La ricerca più difficile è stata quella di antiche perline di vetro colorato chiamate “polvere” per la loro dimensione talmente minuscola da essere più piccole ancora della “sabbia” che indica perline più “grandi”. “Mia mamma ne aveva un sacchettino, le ho cercate ovunque, poi finalmente le ho trovate. Sono talmente piccole che per infilarle si utilizza un cappio di filo metallico sottilissimo, perchè un ago sarebbe troppo grande. Sono perline che hanno cento anni, o anche di più.”
Su ogni materiale Lisa interviene poi per ottenere quello che esattamente desidera: tinge i tessuti, così come i fili, che utilizza anche per creare trecce dai sei ai dodici fili con diverse sfumature, per appendere i ciondoli. I ricami piatti si compongono di infiniti punti sovrapposti l’uno all’altro, un leggero schizzo di lapis sul tessuto, poi il flusso di lavoro prosegue senza premeditazioni, così come l’accostamento di colori. Un ricamo dalle dimensioni di circa 3/4 cm che potrà diventare un ciondolo, richiede all’incirca due giorni da 8 ore di lavoro. Anche i sacchettini in tessuto nei quali Lisa confeziona i suoi gioielli sono diversi l’uno dall’altro e lavorati singolarmente con tinture, ricami, fiori e ritagli di stoffa.
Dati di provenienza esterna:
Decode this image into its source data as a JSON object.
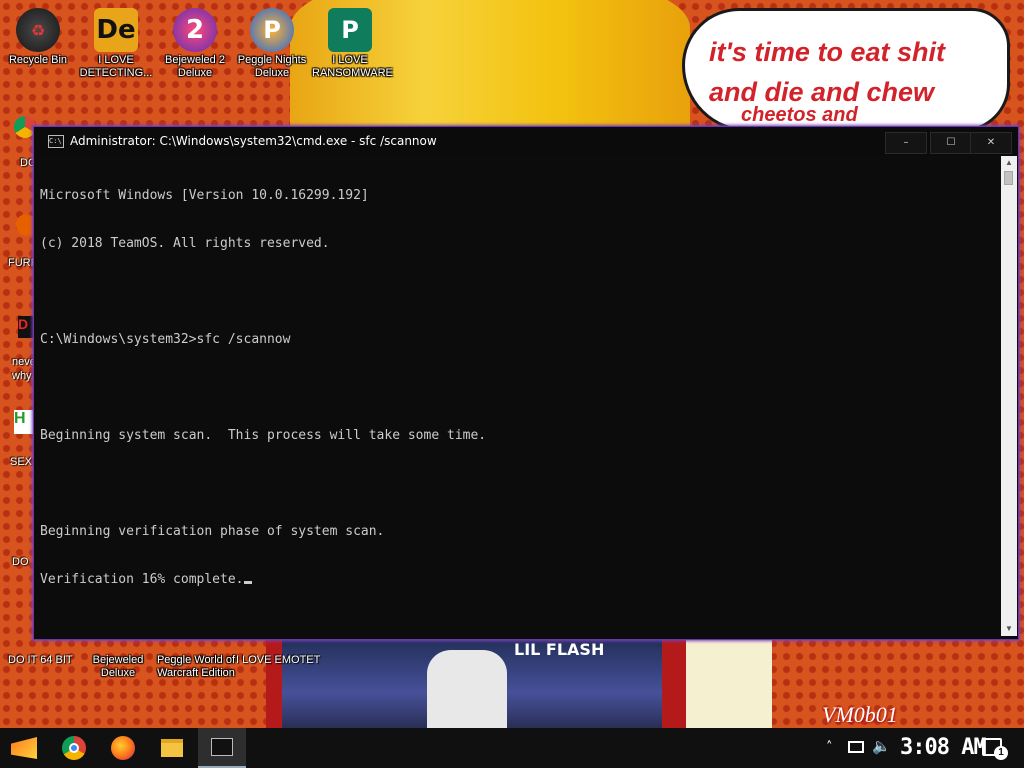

“Una delle cose che preferisco è il lavoro con le sete, scegliere i colori. Adoro il mare, stare in mezzo alla natura, lì le cose vengono meglio. Sono particolarmente ispirata da ciò che nasce dalla terra, ai fiori, alle piante, alle farfalle. I colori mi scatenano da sempre qualcosa di viscerale. Fin da bambina, dopo svezzata, e ancora oggi, mi succede una cosa stranissima: quando vedo un particolare colore giallo, mi viene un sapore giallo in gola, mi capita anche in sogno. Penso sia legato ad un ricordo dell’infanzia, che non ho ancora ritrovato.”
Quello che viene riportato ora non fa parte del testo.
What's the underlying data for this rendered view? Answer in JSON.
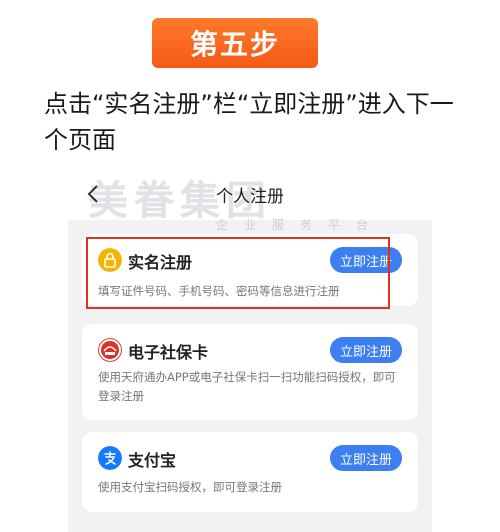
{
  "step_badge": "第五步",
  "instruction": "点击“实名注册”栏“立即注册”进入下一个页面",
  "phone": {
    "header": {
      "title": "个人注册",
      "back_icon": "chevron-left-icon"
    },
    "watermark": {
      "main": "美眷集团",
      "sub": "企业服务平台"
    },
    "cards": [
      {
        "title": "实名注册",
        "description": "填写证件号码、手机号码、密码等信息进行注册",
        "button": "立即注册",
        "icon": "lock-icon",
        "icon_color": "#f5b400"
      },
      {
        "title": "电子社保卡",
        "description": "使用天府通办APP或电子社保卡扫一扫功能扫码授权，即可登录注册",
        "button": "立即注册",
        "icon": "social-security-card-icon",
        "icon_color": "#d8322a"
      },
      {
        "title": "支付宝",
        "description": "使用支付宝扫码授权，即可登录注册",
        "button": "立即注册",
        "icon": "alipay-icon",
        "icon_color": "#1677ff"
      }
    ]
  },
  "colors": {
    "badge": "#f45a16",
    "button": "#3d7ef0",
    "highlight": "#e0301e",
    "background": "#f2f2f4"
  }
}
Le sue creazioni sono miniature tessili, quasi delle sculture, “nelle piccole, piccolissime cose, ho sempre ritrovato quell’amore che da bambina mi riempiva gli occhi di meraviglia. Avvertirne la potenza estetica mi fa sentire fortunata. Ricamare per me è terapeutico, mi dà un grande senso di pace. Quando ricamo ho tanto tempo per pensare e penso in modo diverso. Nella vita normale sono un po’ ossessiva, ho mille pensieri, ma quando ricamo da sola e in silenzio i pensieri si mettono in fila”.